Firearms at a gun shop in Pompano Beach, Fla. The Senate is expected Wednesday… (Getty Images, Joe Raedle )
WASHINGTON — After four months of debate and maneuvering, the Senate headed for a showdown over gun control — a series of back-to-back votes on rival plans Wednesday afternoon that could end in the collapse of the entire effort.
The impending climax, after weeks of inconclusive negotiations, came as gun control supporters tried, without apparent success, to get enough senators to commit themselves to a compromise reached last week by Sens. Joe Manchin III (D-W.Va.) and Patrick J. Toomey (R-Pa.). Their proposal, which would expand the background check requirement for gun buyers, appears to have support of a majority of the Senate, but so far has fallen short of the 60 votes needed to block a filibuster.
Under the procedure announced late Tuesday by Senate Majority Leader Harry Reid (D-Nev.), the background check measure would be put to a vote, followed by eight other proposals, all cast as amendments to the gun control package that the Senate has been considering. The amendments to be voted on include several backed by the National Rifle Assn. to expand the rights of gun owners, as well as the assault weapons ban proposed by Sen. Dianne Feinstein (D-Calif.).
Reid decided to put the amendments to a vote because "it's clear that there's not much point in negotiating any further," a Senate Democratic leadership aide said. "We'll see where the votes are."
Although the background check measure has fallen short in tallies by both sides, the multiple amendments could provide an opportunity for changing crucial votes, the aide said. Democratic senators from conservative states or Republicans who have been on the fence about gun control could vote for some of the NRA-backed amendments in hopes of obtaining political cover for a vote in favor of background checks, the aide said. They would do so knowing that none of those measures were likely to hit the 60-vote threshold.
In addition, Democratic vote counters think the high-stakes showdown could generate additional public pressure in favor of the gun measures.
But despite those possibilities, the move clearly represented a high-risk strategy on Reid's part. Earlier in the day, Sen. Charles E. Schumer (D-N.Y.), who has led the gun control effort in the Senate, said that "a little more time" would be helpful.
So far, only two other Republicans — Sens. Susan Collins of Maine and Mark Steven Kirk of Illinois — have joined Toomey in supporting the background check measure. A few others, including Sens. John McCain of Arizona and Lisa Murkowski of Alaska, have said they remain undecided. Several Democrats who face reelection in conservative states, including Mark Begich of Alaska and Max Baucus of Montana, also have not taken sides.

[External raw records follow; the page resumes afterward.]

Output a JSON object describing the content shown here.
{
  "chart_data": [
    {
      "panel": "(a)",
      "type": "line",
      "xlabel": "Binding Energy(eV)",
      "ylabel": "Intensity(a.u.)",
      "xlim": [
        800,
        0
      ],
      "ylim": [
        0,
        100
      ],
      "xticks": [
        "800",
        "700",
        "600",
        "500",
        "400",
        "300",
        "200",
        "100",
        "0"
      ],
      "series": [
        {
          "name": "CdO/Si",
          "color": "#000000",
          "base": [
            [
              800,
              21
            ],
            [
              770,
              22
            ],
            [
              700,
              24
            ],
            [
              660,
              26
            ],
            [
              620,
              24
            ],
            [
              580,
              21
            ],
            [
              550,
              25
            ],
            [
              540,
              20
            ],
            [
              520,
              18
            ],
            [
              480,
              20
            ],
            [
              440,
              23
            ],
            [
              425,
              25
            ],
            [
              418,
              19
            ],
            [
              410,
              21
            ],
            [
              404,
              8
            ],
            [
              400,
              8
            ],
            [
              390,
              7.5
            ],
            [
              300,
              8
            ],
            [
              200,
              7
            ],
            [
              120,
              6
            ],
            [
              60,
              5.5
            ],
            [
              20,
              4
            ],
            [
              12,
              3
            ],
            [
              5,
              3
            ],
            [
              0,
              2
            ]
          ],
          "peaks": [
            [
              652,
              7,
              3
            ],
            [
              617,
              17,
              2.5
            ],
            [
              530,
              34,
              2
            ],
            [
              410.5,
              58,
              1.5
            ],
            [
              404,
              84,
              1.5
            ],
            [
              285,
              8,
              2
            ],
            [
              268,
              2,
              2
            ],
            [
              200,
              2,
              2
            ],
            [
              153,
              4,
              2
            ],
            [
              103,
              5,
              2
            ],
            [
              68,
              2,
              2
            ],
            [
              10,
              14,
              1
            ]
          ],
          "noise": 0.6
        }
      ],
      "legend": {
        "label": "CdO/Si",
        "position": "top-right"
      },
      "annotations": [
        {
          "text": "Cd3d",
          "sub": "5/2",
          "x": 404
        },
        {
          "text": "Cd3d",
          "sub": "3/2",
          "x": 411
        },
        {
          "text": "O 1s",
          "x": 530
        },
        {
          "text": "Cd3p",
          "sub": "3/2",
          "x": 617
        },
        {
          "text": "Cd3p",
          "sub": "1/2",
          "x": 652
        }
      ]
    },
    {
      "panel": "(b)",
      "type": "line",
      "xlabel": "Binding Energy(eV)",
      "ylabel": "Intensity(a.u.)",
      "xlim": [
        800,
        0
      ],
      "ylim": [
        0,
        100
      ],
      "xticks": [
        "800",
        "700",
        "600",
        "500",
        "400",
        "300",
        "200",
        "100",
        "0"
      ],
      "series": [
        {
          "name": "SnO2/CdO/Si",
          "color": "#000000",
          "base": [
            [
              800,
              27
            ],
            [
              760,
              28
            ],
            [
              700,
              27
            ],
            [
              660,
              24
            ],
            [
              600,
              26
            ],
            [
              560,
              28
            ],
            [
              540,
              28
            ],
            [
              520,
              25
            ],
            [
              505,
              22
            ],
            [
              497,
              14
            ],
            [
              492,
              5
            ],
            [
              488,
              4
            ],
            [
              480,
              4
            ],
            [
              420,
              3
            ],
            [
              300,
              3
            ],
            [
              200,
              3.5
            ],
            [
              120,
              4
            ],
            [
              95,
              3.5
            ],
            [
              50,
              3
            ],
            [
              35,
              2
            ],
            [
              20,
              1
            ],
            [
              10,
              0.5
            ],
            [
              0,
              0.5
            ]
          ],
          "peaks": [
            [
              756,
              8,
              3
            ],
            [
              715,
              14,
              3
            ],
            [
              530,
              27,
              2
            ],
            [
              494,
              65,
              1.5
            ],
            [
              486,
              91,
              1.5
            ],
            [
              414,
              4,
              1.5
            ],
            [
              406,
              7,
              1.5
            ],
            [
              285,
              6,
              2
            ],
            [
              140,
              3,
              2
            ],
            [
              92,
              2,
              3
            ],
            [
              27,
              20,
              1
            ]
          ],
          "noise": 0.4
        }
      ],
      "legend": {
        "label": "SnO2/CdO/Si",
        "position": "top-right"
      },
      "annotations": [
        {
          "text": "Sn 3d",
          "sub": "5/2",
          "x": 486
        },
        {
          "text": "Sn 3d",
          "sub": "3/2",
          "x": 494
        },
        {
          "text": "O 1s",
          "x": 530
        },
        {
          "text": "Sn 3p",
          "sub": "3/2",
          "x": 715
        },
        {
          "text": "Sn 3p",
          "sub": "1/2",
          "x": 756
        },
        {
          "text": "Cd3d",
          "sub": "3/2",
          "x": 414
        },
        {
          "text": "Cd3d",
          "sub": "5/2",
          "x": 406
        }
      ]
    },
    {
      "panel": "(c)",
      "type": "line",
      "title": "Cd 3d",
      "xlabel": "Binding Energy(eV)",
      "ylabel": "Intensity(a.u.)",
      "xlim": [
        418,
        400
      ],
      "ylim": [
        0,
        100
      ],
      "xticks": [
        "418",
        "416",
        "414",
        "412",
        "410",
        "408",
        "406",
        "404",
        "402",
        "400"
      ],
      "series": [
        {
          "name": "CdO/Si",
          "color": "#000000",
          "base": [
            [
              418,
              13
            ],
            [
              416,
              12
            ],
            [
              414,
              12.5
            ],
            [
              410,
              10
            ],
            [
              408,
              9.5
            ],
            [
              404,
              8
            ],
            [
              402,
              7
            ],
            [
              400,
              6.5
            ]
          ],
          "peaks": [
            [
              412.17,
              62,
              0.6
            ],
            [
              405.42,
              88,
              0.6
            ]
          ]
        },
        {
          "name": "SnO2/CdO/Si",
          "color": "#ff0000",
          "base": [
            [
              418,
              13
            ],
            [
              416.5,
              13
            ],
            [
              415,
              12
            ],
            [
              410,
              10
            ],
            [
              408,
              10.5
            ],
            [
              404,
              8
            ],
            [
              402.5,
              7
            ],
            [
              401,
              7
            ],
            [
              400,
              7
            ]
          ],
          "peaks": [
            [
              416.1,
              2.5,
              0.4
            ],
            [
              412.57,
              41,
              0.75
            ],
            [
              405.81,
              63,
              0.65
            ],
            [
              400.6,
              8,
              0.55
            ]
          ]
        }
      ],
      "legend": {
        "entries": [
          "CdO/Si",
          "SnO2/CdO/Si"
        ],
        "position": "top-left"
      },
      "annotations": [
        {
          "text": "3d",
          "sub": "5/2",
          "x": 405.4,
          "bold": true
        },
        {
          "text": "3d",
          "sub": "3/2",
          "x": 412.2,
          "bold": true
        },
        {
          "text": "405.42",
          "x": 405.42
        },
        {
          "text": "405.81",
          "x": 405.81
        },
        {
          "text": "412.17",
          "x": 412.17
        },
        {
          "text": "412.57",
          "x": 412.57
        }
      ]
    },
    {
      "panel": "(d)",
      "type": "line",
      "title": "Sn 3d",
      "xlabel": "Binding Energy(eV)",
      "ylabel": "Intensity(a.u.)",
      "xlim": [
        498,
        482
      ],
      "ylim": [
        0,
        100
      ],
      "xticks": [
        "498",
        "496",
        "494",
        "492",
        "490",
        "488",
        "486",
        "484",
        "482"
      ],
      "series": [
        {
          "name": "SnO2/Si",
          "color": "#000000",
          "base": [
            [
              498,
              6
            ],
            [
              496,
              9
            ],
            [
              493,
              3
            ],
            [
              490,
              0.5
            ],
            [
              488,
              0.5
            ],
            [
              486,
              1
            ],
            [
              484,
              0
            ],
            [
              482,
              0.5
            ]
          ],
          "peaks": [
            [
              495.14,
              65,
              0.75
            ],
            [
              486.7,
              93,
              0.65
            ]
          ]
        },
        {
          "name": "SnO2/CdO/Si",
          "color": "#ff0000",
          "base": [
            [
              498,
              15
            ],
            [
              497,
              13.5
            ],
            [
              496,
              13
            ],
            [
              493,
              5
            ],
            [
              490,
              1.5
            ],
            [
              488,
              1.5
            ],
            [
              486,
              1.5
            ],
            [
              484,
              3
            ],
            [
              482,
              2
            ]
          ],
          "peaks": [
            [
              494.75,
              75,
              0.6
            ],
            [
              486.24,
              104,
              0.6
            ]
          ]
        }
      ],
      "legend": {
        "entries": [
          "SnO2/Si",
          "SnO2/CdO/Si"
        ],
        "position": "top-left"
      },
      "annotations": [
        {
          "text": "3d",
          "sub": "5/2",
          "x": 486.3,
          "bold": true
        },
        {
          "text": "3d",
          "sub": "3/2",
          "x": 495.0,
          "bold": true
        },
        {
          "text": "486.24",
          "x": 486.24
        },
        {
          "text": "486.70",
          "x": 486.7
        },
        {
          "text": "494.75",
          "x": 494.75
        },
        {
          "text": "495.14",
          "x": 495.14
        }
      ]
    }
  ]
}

Most gun rights groups, including the NRA, oppose the measure, although two smaller pro-gun organizations recently endorsed the plan. Currently, a person who buys a gun from a licensed dealer must go through a background check, but sales outside of the dealer network — at gun shows, for example, or through the Internet — are exempt. The proposal would end those exemptions, although it would allow some private unadvertised sales without checks.
Sellers would be required to use a licensed dealer to conduct the background check, and the dealership would keep a record of the sale, as is currently done. That would allow law enforcement agencies to trace ownership of guns used in crimes. Gun rights groups object that those records could eventually be used to create a national gun registry, which is currently banned by law.
Supporters of the proposal probably would need the backing of all the remaining undecided senators to reach 60 votes. They would also need the vote of New Jersey's Frank R. Lautenberg, the 89-year-old Democrat who has been absent from the Senate recently because of illness.
In an effort to hold their ranks together, Senate Democrats gathered Tuesday for a lunchtime meeting that included what Reid called a "moving, tearful presentation" by Manchin.
Adding to the emotion was a brief appearance by former Rep. Gabrielle Giffords, the Arizona Democrat who was severely wounded in a mass shooting in Tucson two years ago. Giffords' husband, retired naval Capt. Mark Kelly, spoke at the lunch, as did senators from Virginia and Connecticut, states that have been the scenes of mass shootings in recent years.
"There were just so many moments there of just genuine inspiration — from Gabby Giffords and her husband coming in, to statements that were made by Joe Manchin, by [Sens.] Tim Kaine, Richard Blumenthal, Chris Murphy. I turned to my colleague Bill Nelson [of Florida] and said, 'Now you know why you ran to be in the Senate — to be here at this moment in history.' That was an inspiring lunch," Sen. Richard J. Durbin (D-Ill.) said.